501(c)(4)
A tax-exempt classification for social welfare organizations that may engage in political activities, but donations are not tax-deductible.
501(c)(4) is a term from U.S. nonprofit financial reporting — typically a line item or schedule on IRS Form 990, the annual disclosure tax-exempt organizations file. The definition here is the IRS-file usage, which can differ from how the term is used in general financial writing or accounting standards. On the LakeQuality nonprofit efficiency rubric, 501(c)(4) feeds into one of the four scoring factors (program ratio, revenue growth, reserves, or CEO compensation).
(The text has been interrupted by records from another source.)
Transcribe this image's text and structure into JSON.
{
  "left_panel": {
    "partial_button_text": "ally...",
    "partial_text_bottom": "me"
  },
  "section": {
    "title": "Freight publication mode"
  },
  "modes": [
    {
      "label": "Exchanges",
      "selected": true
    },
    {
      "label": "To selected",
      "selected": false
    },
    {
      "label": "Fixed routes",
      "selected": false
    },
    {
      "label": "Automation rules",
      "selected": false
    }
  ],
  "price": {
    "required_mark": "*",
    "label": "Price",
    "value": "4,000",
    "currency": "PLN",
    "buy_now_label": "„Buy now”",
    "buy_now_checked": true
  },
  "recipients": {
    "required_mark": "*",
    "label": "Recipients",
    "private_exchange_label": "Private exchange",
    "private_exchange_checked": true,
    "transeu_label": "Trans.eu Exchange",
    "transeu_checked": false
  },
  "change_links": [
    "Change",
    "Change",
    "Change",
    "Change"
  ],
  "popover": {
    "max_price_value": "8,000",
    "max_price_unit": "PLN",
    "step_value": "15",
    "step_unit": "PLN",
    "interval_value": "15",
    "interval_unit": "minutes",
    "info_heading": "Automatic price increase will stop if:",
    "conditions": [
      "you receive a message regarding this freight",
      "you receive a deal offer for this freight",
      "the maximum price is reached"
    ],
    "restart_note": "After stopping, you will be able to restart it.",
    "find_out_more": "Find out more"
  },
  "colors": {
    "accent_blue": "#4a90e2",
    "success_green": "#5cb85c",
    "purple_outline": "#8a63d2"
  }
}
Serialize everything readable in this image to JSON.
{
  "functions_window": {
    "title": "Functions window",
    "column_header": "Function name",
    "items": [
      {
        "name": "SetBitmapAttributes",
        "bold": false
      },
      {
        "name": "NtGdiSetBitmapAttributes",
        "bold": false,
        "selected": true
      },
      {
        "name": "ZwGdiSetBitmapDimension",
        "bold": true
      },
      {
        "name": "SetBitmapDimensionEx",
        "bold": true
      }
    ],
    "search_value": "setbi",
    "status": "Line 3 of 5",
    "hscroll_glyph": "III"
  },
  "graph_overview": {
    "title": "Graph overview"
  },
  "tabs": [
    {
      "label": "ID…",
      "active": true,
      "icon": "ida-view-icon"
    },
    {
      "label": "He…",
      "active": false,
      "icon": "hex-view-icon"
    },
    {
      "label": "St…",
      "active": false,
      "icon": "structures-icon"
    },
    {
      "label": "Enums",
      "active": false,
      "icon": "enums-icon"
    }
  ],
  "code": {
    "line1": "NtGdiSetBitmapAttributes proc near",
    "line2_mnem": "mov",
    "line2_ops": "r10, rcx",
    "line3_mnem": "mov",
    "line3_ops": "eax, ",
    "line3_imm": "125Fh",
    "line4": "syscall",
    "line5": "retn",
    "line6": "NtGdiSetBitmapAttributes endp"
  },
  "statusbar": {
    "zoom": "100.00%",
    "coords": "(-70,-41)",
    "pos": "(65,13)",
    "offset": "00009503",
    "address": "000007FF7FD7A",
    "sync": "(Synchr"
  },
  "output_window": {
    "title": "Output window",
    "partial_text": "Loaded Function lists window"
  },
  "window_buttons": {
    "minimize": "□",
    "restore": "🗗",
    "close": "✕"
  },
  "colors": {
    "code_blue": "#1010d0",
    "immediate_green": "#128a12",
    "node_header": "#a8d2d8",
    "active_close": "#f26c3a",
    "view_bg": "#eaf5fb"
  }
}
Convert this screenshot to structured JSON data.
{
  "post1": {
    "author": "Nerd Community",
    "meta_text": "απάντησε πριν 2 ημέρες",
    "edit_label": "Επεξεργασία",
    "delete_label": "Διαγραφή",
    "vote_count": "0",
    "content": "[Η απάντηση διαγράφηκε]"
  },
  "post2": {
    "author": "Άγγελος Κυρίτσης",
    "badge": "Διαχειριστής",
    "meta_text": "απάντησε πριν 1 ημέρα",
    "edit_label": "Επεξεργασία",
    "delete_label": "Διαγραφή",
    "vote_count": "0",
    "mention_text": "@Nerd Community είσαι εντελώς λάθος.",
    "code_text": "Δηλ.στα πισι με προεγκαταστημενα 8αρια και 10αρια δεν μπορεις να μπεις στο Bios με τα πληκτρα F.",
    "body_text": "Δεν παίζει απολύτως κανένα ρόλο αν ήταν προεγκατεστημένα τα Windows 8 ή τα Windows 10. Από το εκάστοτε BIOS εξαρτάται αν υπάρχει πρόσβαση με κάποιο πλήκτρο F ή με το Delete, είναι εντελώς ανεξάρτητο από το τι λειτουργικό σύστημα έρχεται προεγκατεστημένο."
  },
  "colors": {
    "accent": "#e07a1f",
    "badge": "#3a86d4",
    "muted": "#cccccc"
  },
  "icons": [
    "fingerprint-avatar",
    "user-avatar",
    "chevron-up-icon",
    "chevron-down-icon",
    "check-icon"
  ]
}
Understanding how the term is computed at IRS is part of reading nonprofit pages defensibly.
Each nonprofit page on the site surfaces the specific 501(c)(4) value for that organization (when Form 990 reports one), so the general definition here translates into a concrete data point on the per-nonprofit pages you actually use.
Section 501(c)(4) organizations are civic leagues and social welfare organizations that operate primarily for the promotion of the common good and general welfare of the community. Unlike 501(c)(3) charities, 501(c)(4) organizations may engage in substantial lobbying and limited political campaign activities, making them popular vehicles for advocacy and issue-oriented campaigns. However, this flexibility comes with a significant trade-off: donations to 501(c)(4) organizations are generally not tax-deductible for the donor. Well-known 501(c)(4) organizations include the National Rifle Association, the Sierra Club, the AARP, and various political advocacy groups across the ideological spectrum. The classification gained public attention during the 2010s when the IRS was found to be scrutinizing applications from politically oriented groups more heavily. To qualify, the organization must be operated exclusively for social welfare purposes, though "exclusively" has been interpreted by the IRS to mean "primarily." The organization must still file Form 990 annually, and its financial data is publicly available. Donors should understand that giving to a 501(c)(4) does not provide the same tax benefit as giving to a 501(c)(3) charity, which can affect the effective cost of their contribution.